Using TensorFlow backend.


# New Section

In [0]:
data = pd.read_csv('Sentiment.csv')
# Keeping only the neccessary columns
data = data[['text','sentiment']]

In [0]:
data['text'] = data['text'].apply(lambda x: x.lower())
data['text'] = data['text'].apply((lambda x: re.sub('[^a-zA-z0-9\s]', '', x)))

In [0]:
for idx, row in data.iterrows():
    row[0] = row[0].replace('rt', ' ')

In [0]:
max_fatures = 2000
tokenizer = Tokenizer(num_words=max_fatures, split=' ')
tokenizer.fit_on_texts(data['text'].values)
X = tokenizer.texts_to_sequences(data['text'].values)

X = pad_sequences(X)

In [0]:
def createmodel():
    model = Sequential()
    lstm_out=196
    embed_dim=128
    model.add(Embedding(max_fatures, embed_dim,input_length = X.shape[1]))
    model.add(LSTM(lstm_out, dropout=0.2, recurrent_dropout=0.2))
    model.add(Dense(3,activation='softmax'))
    model.compile(loss = 'categorical_crossentropy', optimizer='adam',metrics = ['accuracy'])
    return model
    #print(model.summary())

In [7]:
labelencoder = LabelEncoder()
integer_encoded = labelencoder.fit_transform(data['sentiment'])
print(integer_encoded)
print(data['sentiment'])
y = to_categorical(integer_encoded)
X_train, X_test, Y_train, Y_test = train_test_split(X,y, test_size = 0.33, random_state = 42)

[1 2 1 ... 2 0 2]
0         Neutral
1        Positive
2         Neutral
3        Positive
4        Positive
           ...   
13866    Negative
13867    Positive
13868    Positive
13869    Negative
13870    Positive
Name: sentiment, Length: 13871, dtype: object


In [8]:
batch_size = 32
model = createmodel()
model.fit(X_train, Y_train, epochs = 20, batch_size=batch_size, verbose = 2)
score,acc = model.evaluate(X_test,Y_test,verbose=2,batch_size=batch_size)
print('score',score)
print('accuracy',acc)
print('Model Metrics Names',model.metrics_names)

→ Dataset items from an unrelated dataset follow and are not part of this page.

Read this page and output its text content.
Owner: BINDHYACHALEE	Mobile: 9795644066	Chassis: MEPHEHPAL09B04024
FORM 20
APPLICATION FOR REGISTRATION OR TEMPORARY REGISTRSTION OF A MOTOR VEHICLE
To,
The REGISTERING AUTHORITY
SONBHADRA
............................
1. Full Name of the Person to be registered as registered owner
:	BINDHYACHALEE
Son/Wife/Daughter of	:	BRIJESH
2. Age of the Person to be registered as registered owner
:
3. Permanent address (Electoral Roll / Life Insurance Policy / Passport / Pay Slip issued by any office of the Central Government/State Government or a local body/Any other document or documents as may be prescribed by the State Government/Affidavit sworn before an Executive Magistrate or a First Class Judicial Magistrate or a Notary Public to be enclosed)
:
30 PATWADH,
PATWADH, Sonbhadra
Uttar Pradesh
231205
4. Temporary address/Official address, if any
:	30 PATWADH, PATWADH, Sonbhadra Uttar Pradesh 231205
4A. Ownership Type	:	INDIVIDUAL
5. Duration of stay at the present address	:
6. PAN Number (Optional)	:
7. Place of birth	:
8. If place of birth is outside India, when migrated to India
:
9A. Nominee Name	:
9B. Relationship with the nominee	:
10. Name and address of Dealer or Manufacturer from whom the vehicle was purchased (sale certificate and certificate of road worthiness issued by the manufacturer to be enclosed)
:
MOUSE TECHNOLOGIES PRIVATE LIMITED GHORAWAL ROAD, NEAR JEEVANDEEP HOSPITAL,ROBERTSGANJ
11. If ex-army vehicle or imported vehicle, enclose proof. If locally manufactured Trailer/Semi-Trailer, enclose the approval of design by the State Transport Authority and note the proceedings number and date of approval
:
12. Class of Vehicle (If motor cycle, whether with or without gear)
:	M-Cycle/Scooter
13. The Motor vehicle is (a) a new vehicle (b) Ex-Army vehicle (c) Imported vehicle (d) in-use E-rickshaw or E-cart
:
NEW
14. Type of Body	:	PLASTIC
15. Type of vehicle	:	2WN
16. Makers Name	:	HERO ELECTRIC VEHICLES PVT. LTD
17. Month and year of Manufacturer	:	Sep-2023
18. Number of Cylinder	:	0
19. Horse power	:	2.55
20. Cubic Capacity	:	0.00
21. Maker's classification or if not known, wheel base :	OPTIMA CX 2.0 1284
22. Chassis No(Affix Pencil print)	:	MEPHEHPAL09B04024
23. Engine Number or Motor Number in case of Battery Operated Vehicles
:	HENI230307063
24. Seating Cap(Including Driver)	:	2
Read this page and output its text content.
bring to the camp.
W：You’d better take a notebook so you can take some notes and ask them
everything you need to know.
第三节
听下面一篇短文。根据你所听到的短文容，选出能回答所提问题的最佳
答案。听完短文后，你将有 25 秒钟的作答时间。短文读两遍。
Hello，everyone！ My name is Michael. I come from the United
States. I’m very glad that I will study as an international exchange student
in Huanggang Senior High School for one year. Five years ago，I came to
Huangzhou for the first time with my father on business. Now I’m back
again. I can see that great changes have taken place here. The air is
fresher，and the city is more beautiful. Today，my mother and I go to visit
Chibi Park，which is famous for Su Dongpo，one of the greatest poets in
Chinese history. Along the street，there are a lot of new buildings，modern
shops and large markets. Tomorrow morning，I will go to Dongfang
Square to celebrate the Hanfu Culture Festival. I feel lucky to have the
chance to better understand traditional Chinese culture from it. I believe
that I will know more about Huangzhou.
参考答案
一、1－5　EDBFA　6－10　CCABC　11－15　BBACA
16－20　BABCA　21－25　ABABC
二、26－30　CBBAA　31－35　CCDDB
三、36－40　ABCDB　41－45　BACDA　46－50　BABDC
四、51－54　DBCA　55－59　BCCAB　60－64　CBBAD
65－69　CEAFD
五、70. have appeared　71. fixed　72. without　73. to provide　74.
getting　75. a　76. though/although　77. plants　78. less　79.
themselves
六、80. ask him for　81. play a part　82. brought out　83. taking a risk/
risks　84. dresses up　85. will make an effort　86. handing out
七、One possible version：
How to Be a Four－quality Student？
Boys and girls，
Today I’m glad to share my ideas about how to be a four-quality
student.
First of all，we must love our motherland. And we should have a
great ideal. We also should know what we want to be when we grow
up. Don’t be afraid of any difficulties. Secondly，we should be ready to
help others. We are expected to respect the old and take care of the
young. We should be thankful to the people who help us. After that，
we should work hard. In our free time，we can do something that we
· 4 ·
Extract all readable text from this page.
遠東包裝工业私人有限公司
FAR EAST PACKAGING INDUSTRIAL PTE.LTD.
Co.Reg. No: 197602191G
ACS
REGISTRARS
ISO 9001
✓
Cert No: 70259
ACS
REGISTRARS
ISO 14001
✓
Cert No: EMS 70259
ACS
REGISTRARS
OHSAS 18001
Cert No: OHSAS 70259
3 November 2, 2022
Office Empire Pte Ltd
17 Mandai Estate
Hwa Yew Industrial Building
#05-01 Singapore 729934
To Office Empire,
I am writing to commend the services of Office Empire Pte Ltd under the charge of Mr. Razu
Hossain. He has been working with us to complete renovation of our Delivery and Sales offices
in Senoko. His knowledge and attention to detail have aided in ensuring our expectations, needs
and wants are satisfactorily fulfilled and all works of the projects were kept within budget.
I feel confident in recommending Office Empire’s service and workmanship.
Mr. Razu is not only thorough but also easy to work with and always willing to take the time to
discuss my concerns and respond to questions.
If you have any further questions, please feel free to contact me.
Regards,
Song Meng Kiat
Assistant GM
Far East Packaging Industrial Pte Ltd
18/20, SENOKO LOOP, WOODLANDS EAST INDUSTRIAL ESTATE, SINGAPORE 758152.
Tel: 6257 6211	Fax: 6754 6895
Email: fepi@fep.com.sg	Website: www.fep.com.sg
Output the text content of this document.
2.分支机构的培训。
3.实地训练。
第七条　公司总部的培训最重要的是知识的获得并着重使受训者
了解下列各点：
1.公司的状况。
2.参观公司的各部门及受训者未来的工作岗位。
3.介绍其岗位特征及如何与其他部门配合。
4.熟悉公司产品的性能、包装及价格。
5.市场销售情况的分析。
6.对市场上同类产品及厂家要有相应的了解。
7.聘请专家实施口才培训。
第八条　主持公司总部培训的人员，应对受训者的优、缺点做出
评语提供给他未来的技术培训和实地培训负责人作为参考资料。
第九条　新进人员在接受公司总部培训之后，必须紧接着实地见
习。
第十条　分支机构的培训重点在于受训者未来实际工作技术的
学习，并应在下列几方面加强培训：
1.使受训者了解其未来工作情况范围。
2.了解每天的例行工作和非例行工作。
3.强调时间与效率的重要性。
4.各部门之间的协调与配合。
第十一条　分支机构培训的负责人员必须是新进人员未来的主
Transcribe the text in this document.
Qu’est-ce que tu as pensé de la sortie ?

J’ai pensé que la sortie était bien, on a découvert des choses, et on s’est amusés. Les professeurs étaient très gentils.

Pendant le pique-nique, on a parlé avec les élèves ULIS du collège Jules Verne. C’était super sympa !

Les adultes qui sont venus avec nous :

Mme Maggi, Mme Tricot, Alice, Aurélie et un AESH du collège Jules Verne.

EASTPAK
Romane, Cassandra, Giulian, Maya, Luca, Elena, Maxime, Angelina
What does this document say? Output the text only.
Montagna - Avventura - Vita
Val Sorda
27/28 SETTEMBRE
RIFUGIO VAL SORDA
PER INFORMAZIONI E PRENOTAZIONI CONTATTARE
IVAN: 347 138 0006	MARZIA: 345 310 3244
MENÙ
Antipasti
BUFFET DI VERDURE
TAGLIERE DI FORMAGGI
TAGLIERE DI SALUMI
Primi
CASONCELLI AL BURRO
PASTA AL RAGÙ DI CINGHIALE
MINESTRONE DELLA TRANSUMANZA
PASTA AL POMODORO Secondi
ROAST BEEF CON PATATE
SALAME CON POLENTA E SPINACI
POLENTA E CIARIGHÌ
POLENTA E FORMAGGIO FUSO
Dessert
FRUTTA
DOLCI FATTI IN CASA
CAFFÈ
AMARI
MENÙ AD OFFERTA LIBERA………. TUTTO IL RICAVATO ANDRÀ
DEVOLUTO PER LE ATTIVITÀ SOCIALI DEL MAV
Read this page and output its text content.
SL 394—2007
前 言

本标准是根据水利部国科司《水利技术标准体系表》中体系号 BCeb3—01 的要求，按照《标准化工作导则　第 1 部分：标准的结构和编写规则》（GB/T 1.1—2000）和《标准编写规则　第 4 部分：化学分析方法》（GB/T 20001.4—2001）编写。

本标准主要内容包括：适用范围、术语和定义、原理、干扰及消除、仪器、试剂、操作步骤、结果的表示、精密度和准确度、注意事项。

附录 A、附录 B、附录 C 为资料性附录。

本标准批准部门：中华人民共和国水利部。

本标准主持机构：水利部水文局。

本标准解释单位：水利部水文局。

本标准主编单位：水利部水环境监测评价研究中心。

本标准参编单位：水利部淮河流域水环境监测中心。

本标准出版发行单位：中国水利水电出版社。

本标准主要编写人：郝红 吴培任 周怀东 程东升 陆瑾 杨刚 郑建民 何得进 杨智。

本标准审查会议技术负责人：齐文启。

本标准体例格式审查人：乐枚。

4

  "Converting sparse IndexedSlices to a dense Tensor of unknown shape. "


Epoch 1/20
 - 17s - loss: 0.8292 - accuracy: 0.6368
Epoch 2/20
 - 17s - loss: 0.6871 - accuracy: 0.7080
Epoch 3/20
 - 17s - loss: 0.6229 - accuracy: 0.7386
Epoch 4/20
 - 17s - loss: 0.5807 - accuracy: 0.7572
Epoch 5/20
 - 17s - loss: 0.5423 - accuracy: 0.7745
Epoch 6/20
 - 18s - loss: 0.5025 - accuracy: 0.7939
Epoch 7/20
 - 17s - loss: 0.4727 - accuracy: 0.8085
Epoch 8/20
 - 17s - loss: 0.4381 - accuracy: 0.8198
Epoch 9/20
 - 16s - loss: 0.4054 - accuracy: 0.8373
Epoch 10/20
 - 17s - loss: 0.3783 - accuracy: 0.8454
Epoch 11/20
 - 17s - loss: 0.3625 - accuracy: 0.8513
Epoch 12/20
 - 17s - loss: 0.3370 - accuracy: 0.8629
Epoch 13/20
 - 17s - loss: 0.3184 - accuracy: 0.8698
Epoch 14/20
 - 16s - loss: 0.3009 - accuracy: 0.8767
Epoch 15/20
 - 16s - loss: 0.2874 - accuracy: 0.8834
Epoch 16/20
 - 16s - loss: 0.2775 - accuracy: 0.8883
Epoch 17/20
 - 17s - loss: 0.2689 - accuracy: 0.8929
Epoch 18/20
 - 17s - loss: 0.2538 - accuracy: 0.8964
Epoch 19/20
 - 17s - loss: 0.2482 - accuracy: 0.8953
Ep

In [0]:
model.save('Chakradhar.h5')

In [10]:
from keras.models import load_model
model= load_model('Chakradhar.h5')

  "Converting sparse IndexedSlices to a dense Tensor of unknown shape. "


In [11]:
import numpy as np
sentence = ['A lot of good things are happening. We are respected again throughout the world, and that is a great thing']
#vectorizing the tweet by the pre-fitted tokenizer instance
sentence = tokenizer.texts_to_sequences(sentence)
#padding the tweet to have exactly the same shape as `embedding_2` input
sentence = pad_sequences(sentence, maxlen=28, dtype='int32', value=0)
sentiment = model.predict_classes(sentence,batch_size=1,verbose = 2)[0]
print(sentiment)
if sentiment == 1:
  print("Neutral")
elif sentiment == 0:
  print("Negative")
elif sentiment == 2:
  print("Positive")
else:
  print("Can not be determined")

2
Positive


2. Apply GridSearchCV on the source code provided in the class

In [12]:
from keras.wrappers.scikit_learn import KerasClassifier
model = KerasClassifier(build_fn=createmodel,verbose=2)
batch_size= [10, 20]
epochs = [1, 2]
param_grid= {'batch_size':batch_size, 'epochs':epochs}
from sklearn.model_selection import GridSearchCV
grid  = GridSearchCV(estimator=model, param_grid=param_grid)
grid_result= grid.fit(X_train, y=Y_train)
# summarize results
print("Best: %f using %s" % (grid_result.best_score_, grid_result.best_params_))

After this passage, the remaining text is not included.